The Sixth Circuit further rejected plaintiffs' argument that the size and height requirements were not severable, holding that they "prohibited plaintiffs from obtaining relief on their damages and injunction claims" and that "the district court properly relied on those provisions in concluding that plaintiffs lacked standing to bring this lawsuit." Id. at 465 (emphasis added).
The motions before this court present a nearly identical situation. While plaintiffs' applications were denied solely on the basis of the "off-premises" restriction, it is undisputed that the signs they proposed to erect within defendants' cities violated the separate size and height restrictions of the applicable ordinances. ( See Affidavits of Mark Stewart and Mark Schwartz) As in the Symmes Township case, plaintiffs have not alleged or presented evidence that they intend to submit applications for signs that would comply with those separate requirements. See id. at 462.
Plaintiffs attempt to avoid the same result here by arguing that defendants' affidavits should be stricken as untimely and not considered. The court is not persuaded. First, the fact that plaintiffs' applications proposed the erection of signs that were bigger than those allowed by the former regulations has long been part of this record and is not disputed. It is evidence on which the court could rely even in the absence of the affidavits.
Secondly, defendants' late submission of the affidavits does not appear to have been in bad faith but instead was done in response to (1) plaintiffs' repeated argument that the absence of such affidavits defeated defendants' motion, and (2) the Sixth Circuit's reliance on such affidavits in the Symmes Township decision. Again, however, the affidavits merely make manifest a conclusion that the court could have been reached on facts which were already in the record and which are undisputed.

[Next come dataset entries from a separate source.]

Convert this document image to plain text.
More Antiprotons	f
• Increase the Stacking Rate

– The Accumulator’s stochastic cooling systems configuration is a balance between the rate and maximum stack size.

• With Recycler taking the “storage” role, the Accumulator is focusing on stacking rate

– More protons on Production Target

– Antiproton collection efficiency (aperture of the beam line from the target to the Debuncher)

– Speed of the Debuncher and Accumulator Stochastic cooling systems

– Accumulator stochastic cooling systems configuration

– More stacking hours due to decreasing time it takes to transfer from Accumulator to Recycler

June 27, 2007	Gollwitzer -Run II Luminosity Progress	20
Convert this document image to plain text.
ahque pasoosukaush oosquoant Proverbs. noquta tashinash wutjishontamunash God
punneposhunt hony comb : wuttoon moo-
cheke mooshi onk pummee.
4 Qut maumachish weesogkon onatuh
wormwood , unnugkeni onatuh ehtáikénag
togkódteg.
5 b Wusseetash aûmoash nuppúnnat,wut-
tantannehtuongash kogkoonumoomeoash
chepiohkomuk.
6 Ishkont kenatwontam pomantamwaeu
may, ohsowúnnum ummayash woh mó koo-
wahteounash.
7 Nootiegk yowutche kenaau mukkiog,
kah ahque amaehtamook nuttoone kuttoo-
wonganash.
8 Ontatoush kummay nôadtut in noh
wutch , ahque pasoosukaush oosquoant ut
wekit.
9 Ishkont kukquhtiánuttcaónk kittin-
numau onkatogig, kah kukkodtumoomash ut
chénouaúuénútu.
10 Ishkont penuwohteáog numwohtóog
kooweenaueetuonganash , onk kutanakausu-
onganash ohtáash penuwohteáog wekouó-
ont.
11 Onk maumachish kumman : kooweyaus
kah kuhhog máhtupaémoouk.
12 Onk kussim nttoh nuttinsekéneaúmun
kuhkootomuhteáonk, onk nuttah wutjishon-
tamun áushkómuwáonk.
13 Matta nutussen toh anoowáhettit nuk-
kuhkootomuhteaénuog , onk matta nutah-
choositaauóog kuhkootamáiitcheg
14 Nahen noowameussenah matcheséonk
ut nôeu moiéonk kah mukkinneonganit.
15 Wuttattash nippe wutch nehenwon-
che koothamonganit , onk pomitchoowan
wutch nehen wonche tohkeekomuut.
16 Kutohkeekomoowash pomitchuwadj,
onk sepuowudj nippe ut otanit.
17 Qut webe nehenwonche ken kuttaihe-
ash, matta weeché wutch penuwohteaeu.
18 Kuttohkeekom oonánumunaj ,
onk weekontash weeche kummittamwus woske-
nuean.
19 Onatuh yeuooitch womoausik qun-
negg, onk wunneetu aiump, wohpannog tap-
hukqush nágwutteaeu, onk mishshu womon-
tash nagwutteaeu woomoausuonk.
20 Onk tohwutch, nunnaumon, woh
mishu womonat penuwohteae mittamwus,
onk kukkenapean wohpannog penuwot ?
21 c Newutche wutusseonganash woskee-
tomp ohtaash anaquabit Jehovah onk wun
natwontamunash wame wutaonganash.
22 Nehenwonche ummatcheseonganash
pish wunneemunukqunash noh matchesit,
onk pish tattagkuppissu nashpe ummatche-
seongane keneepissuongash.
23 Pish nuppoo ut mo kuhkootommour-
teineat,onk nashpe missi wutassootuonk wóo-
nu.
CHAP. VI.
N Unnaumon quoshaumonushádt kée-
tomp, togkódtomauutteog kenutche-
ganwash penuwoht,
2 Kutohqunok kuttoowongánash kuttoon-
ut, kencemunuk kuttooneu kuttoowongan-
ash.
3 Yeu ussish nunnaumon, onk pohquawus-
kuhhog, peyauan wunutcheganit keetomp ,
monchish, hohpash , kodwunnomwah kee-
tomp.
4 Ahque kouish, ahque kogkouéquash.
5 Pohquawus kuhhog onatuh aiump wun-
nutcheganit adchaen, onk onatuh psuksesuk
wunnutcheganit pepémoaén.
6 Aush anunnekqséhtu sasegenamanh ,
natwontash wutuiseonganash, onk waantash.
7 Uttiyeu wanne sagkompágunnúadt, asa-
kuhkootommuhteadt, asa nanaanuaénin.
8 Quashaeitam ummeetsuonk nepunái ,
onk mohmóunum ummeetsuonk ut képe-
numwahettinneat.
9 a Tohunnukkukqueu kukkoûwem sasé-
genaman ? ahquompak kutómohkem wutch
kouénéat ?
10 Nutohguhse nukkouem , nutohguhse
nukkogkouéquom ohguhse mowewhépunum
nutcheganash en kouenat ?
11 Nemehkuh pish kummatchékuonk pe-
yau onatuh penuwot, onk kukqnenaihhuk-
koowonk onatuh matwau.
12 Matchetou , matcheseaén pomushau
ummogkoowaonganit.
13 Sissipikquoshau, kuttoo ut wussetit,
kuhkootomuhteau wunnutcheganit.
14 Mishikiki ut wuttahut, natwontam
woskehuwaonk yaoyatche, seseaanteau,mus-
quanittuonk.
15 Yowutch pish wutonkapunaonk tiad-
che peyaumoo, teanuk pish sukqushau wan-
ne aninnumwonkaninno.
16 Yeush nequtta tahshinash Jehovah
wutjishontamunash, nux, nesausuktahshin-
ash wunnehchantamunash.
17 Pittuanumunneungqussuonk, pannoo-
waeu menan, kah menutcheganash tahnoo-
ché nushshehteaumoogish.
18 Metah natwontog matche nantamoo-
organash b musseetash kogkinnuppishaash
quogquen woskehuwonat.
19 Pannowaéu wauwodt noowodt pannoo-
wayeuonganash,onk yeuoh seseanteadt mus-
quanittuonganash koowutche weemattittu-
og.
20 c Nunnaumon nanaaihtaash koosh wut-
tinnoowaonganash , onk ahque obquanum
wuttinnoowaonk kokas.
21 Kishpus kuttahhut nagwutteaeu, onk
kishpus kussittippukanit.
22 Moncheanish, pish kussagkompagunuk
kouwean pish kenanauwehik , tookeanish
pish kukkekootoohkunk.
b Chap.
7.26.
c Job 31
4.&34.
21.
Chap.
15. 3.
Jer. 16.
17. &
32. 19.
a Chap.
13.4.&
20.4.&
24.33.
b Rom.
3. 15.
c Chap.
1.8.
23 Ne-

Thus, as in Symmes Township, even if plaintiffs prevailed on their claim that the former "off-premises" restriction violated the First Amendment, they still could not get the relief they seek — damages or an order allowing them to erect the proposed signs — because the signs violated other provisions of the regulations which have not been challenged.
Finally, the court notes that, while plaintiffs asserted at oral argument that they also challenge the size and height restrictions contained in the zoning ordinances, the Sixth Circuit has upheld such limitations as valid content-neutral time, place and manner restrictions. See Prime Media, Inc. v. City of Brentwood, 398 F.3d 814, 821 (6th Cir. 2005).
Therefore, having heard the parties, and the court being otherwise sufficiently advised,
IT IS ORDERED that defendants' motion for summary judgment (Doc. #42) be, and is hereby, GRANTED, and plaintiffs' motion for partial summary judgment (Doc. #44) and motion to strike (Doc. #59) be, and are hereby, DENIED. A separate judgment shall enter concurrently herewith.